1.5k views Asked by At

Take for example the following code:

for i := (myStringList.Count - 1) DownTo 0 do begin
  dataList := SplitString(myStringList[i], #9);
  x := StrToFloat(dataList[0]);
  y := StrToFloat(dataList[1]);
  z := StrToFloat(dataList[2]);
  //Do something with these variables
  myOutputRecordArray[i] := {SomeFunctionOf}(x,y,z)
  //Free Used List Item 
//Free Memory

How would you parallelise this using, for example, the OmniThreadLibrary? Is it possible? Or does it need to be restructured?

I'm calling myStringList.Delete(i); at each iteration as the StringList is large and freeing items after use at each iteration is important to minimise memory usage.


There are 3 answers

Graymatter On

You can cheat. Setting the string value to an empty string will free most of the memory and will be thread safe. At the end of the processing you can then clear the list.

Parallel.ForEach(0, myStringList.Count - 1).Execute(
  procedure (const index: integer)
    dataList: TStringDynArray;
    x, y, z: Single;
    dataList := SplitString(myStringList[index], #9);
    x := StrToFloat(dataList[0]);
    y := StrToFloat(dataList[1]);
    z := StrToFloat(dataList[2]);
    //Do something with these variables
    myOutputRecordArray[index] := {SomeFunctionOf}(x,y,z);
    //Free Used List Item
    myStringList[index] := '';

This code is safe because we are never writing to a shared object from multiple threads.

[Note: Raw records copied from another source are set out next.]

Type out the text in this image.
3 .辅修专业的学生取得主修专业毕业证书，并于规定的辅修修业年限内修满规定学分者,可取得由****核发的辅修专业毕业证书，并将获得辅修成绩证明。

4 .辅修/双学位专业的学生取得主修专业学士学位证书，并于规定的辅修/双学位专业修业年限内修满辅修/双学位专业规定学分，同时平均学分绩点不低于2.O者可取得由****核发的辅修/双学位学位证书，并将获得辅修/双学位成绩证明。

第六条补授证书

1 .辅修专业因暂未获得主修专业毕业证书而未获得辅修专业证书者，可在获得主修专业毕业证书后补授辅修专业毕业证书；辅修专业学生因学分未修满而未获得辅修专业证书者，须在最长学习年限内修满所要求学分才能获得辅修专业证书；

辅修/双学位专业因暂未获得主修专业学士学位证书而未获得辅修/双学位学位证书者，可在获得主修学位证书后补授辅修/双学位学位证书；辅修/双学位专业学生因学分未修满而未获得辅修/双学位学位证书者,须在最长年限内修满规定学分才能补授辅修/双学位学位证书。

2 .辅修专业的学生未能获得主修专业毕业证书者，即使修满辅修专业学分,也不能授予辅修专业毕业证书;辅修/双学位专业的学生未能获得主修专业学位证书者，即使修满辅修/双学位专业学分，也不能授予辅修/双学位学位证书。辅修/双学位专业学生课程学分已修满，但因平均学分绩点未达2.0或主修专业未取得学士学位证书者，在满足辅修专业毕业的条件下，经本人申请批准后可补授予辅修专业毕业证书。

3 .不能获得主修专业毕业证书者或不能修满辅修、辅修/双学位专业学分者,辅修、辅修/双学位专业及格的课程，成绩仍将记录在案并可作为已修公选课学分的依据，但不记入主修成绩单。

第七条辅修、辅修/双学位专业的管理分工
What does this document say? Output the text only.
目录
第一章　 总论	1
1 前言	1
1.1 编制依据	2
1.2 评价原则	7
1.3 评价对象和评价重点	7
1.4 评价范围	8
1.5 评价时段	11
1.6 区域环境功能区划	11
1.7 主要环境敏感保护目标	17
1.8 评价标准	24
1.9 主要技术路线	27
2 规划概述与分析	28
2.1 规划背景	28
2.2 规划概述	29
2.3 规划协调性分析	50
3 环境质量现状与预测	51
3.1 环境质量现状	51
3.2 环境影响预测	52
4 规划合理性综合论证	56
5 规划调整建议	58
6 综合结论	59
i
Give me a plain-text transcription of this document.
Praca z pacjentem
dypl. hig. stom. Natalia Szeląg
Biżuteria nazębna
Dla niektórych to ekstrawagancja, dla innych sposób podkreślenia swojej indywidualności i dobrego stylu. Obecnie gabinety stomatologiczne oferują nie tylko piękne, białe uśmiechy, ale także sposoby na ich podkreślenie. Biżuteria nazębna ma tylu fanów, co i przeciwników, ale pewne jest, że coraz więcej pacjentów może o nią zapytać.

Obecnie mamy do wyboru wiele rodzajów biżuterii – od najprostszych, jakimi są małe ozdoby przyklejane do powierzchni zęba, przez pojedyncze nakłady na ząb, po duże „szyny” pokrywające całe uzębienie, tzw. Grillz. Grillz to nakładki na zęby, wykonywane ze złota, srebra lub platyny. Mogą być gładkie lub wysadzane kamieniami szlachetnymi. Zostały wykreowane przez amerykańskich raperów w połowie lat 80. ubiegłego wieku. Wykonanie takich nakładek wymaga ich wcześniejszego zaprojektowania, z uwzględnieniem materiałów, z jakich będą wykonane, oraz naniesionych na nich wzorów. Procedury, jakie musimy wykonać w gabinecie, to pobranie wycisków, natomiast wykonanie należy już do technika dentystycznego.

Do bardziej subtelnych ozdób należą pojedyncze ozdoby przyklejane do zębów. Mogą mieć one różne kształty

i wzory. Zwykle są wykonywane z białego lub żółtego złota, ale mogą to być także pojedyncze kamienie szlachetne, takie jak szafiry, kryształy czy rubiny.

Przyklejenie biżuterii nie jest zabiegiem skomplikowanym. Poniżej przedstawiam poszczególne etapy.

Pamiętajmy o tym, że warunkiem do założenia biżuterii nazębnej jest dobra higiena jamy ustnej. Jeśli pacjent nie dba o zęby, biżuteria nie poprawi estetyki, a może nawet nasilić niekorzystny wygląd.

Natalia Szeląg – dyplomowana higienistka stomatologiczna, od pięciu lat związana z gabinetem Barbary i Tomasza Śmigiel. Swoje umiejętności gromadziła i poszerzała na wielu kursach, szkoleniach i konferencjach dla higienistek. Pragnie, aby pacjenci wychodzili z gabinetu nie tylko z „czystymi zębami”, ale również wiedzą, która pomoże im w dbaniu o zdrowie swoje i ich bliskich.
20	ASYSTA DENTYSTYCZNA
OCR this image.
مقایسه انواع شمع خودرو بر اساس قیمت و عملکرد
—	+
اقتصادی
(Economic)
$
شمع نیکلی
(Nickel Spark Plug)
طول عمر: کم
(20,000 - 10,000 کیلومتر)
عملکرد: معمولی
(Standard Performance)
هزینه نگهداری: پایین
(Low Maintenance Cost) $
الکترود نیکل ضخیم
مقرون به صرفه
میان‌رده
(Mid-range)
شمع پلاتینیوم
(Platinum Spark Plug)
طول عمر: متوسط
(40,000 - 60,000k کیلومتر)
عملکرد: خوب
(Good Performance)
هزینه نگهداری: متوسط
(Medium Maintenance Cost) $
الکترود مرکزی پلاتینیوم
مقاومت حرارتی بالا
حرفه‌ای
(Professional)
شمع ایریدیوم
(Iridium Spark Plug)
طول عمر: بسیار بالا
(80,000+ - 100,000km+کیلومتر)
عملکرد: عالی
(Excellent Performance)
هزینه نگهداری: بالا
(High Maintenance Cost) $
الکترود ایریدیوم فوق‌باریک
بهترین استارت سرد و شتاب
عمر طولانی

You need to make sure that all of the variables you use that would normally be local are declared in the threaded block.

David Heffernan On

I'm not going to attempt to show how to do what you originally asked because it is a bad idea that will not lead to improved performance. Not even assuming that you deal with the many and various data races in your proposed parallel implementation.

The bottleneck here is the disk I/O. Reading the entire file into memory, and then processing the contents is the design choice that is leading to your memory problems. The correct way to solve this problem is to use a pipeline.

Step 1 of the pipeline takes as input the file on disk. The code here reads chunks of the file and then breaks those chunks into lines. These lines are the output of this step. The entire file is never in memory at one time. You'll have to tune the size of the chunks that you read.

Step 2 takes as input the strings the step 1 produced. Step 2 consumes those strings and produces vectors. Those vectors are added to your vector list.

Step 2 will be faster than step 1 because I/0 is so expensive. Therefore there's nothing to be gained by trying to optimise either of the steps with parallel algorithms. Even on a uniprocessor machine this pipelined implementation could be faster than non-pipelined.

Mason Wheeler On

Simple answer: You wouldn't.

More involved answer: The last thing you want to do in a parallelized operation is modify shared state, such as this delete call. Since it's not guaranteed that each individual task will finish "in order"--and in fact it's highly likely that they won't at least once, with that probability approaching 100% very quickly the more tasks you add to the total workload--trying to do something like that is playing with fire.

You can either destroy the items as you go and do it serialized, or do it in parallel, finish faster, and destroy the whole list. But I don't think there's any way to have it both ways.